All persons born or naturalized in the United States, and subject to the jurisdiction thereof, are citizens of the United States and of the state wherein they reside. No state shall make or enforce any law which shall abridge the privileges or immunities of citizens of the United States; nor shall any state deprive any person of life, liberty, or property, without due process of law; nor deny to any person within its jurisdiction the equal protection of the laws.
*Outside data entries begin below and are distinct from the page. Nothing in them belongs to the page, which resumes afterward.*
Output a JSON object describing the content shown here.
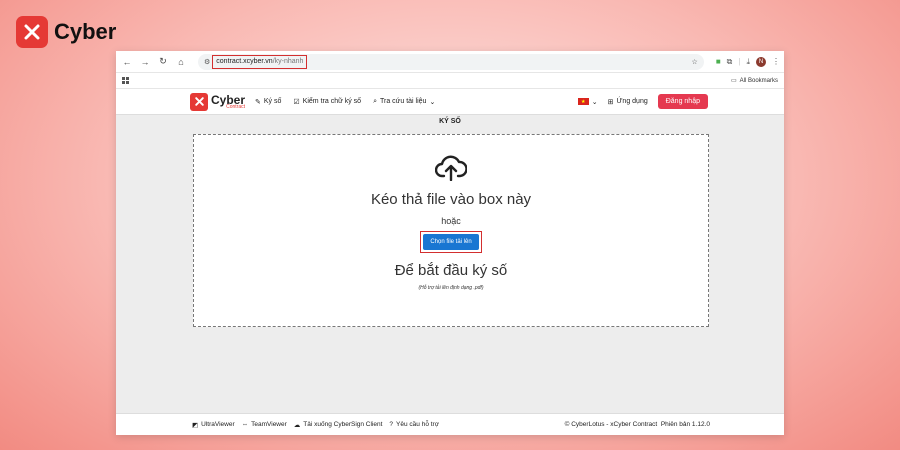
{
  "brand": {
    "name": "Cyber",
    "accent": "#e53935"
  },
  "browser": {
    "url_domain": "contract.xcyber.vn",
    "url_path": "/ky-nhanh",
    "bookmarks_label": "All Bookmarks",
    "avatar_initial": "N"
  },
  "app": {
    "logo_main": "Cyber",
    "logo_sub": "Contract",
    "nav": {
      "sign": "Ký số",
      "check": "Kiểm tra chữ ký số",
      "lookup": "Tra cứu tài liệu",
      "apps": "Ứng dụng",
      "login": "Đăng nhập"
    }
  },
  "main": {
    "heading": "KÝ SỐ",
    "drop_title": "Kéo thả file vào box này",
    "or": "hoặc",
    "choose_button": "Chọn file tải lên",
    "start": "Để bắt đầu ký số",
    "support": "(Hỗ trợ tải lên định dạng .pdf)"
  },
  "footer": {
    "ultraviewer": "UltraViewer",
    "teamviewer": "TeamViewer",
    "download": "Tải xuống CyberSign Client",
    "support": "Yêu cầu hỗ trợ",
    "copyright": "© CyberLotus - xCyber Contract",
    "version": "Phiên bản 1.12.0"
  }
}
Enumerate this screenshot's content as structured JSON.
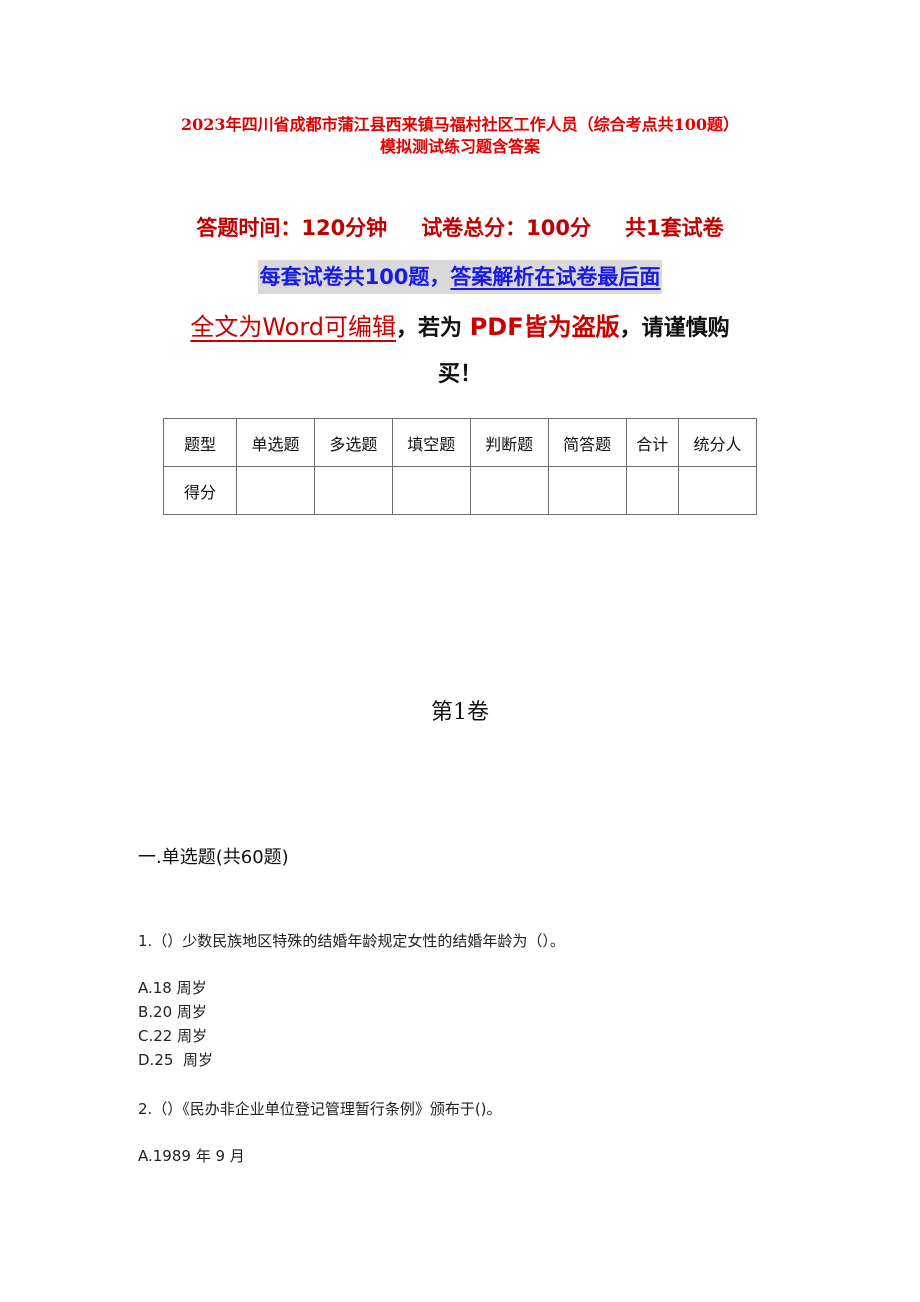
{
  "doc": {
    "title_line1": "2023年四川省成都市蒲江县西来镇马福村社区工作人员（综合考点共100题）",
    "title_line2": "模拟测试练习题含答案",
    "info": {
      "time": "答题时间：120分钟",
      "total": "试卷总分：100分",
      "sets": "共1套试卷"
    },
    "banner": {
      "part1": "每套试卷共100题，",
      "part2": "答案解析在试卷最后面"
    },
    "notice": {
      "editable": "全文为Word可编辑",
      "comma1": "，",
      "if_pdf": "若为",
      "pdf_piracy": "PDF皆为盗版",
      "comma2": "，",
      "careful": "请谨慎购",
      "buy": "买！"
    },
    "score_table": {
      "headers": [
        "题型",
        "单选题",
        "多选题",
        "填空题",
        "判断题",
        "简答题",
        "合计",
        "统分人"
      ],
      "row_label": "得分",
      "row_values": [
        "",
        "",
        "",
        "",
        "",
        "",
        ""
      ]
    },
    "volume_title": "第1卷",
    "section_title": "一.单选题(共60题)",
    "questions": [
      {
        "text": "1.（）少数民族地区特殊的结婚年龄规定女性的结婚年龄为（）。",
        "options": [
          "A.18 周岁",
          "B.20 周岁",
          "C.22 周岁",
          "D.25  周岁"
        ]
      },
      {
        "text": "2.（）《民办非企业单位登记管理暂行条例》颁布于()。",
        "options": [
          "A.1989 年 9 月"
        ]
      }
    ]
  }
}
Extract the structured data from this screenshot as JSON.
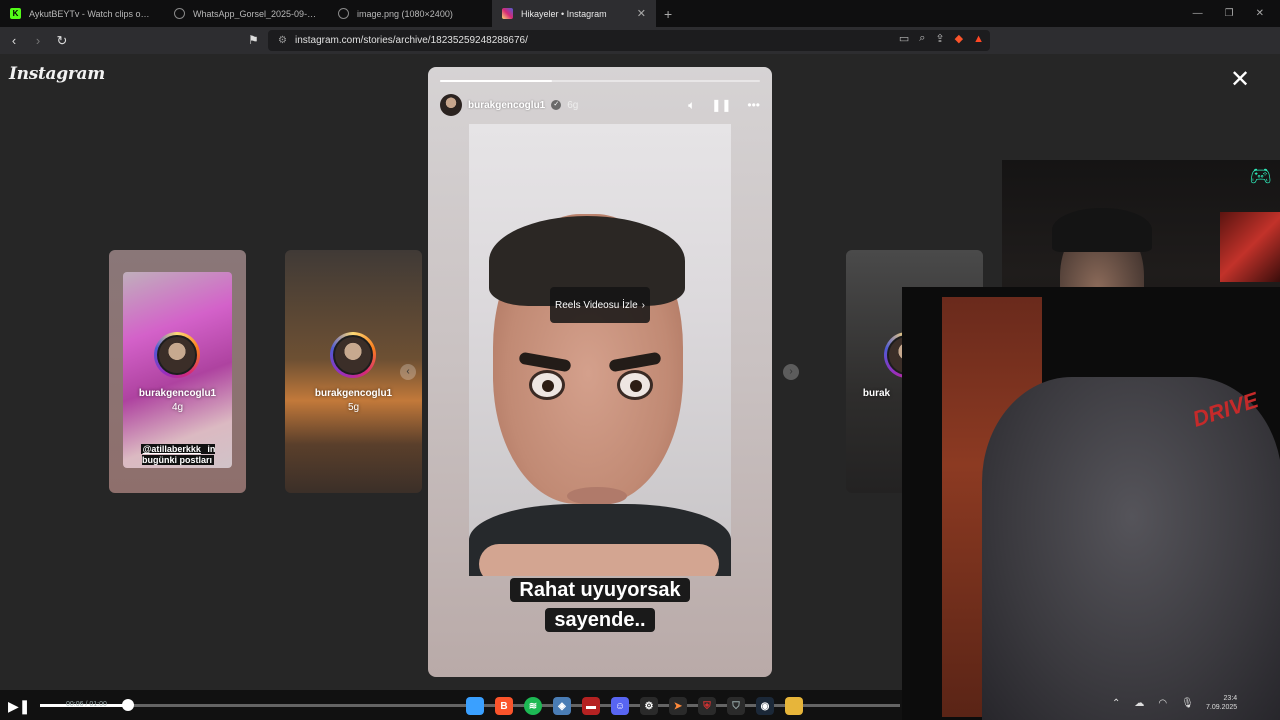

But, of course, it's not that easy. When the American Psychiatric Association decided in 1973 that gay people did NOT suffer from a mental illness, the only state that had decriminalized us was Illinois. We were not thoroughly decriminalized until Lawrence v Texas in 2003, and, even now, we don't have the full panoply of civil rights all of you have. I can be fired simply if someone THINKS I'm gay in 29 states. I have to limit my job search to the 11 states in which my marriage will be recognized. I'd be very happy to have the liberties you have. And I know all about what it's like to have rights taken away from me. The Defense of Marriage Act was a preemptive taking away of rights, and Proposition 8 came close to being the same thing in California (it certainly was for the same-sex couples who want to get married but didn't manage to do so in the five-month window). LGBT people in Maine had marriage taken away from them by referendum too. Nobody attacks me for pointing that out, either.
"Liberty-squashing." Because you can't own a particular type of gun. Count your blessings if that's the only area in which you feel your rights are curtailed.
Wed Aug 08, 2012 at 6:33 PM PT: Thanks for a relatively polite discussion. I learned from it, but it mostly confirmed my suspicions about things. I at least got some of my questions answered. No more replies from this end.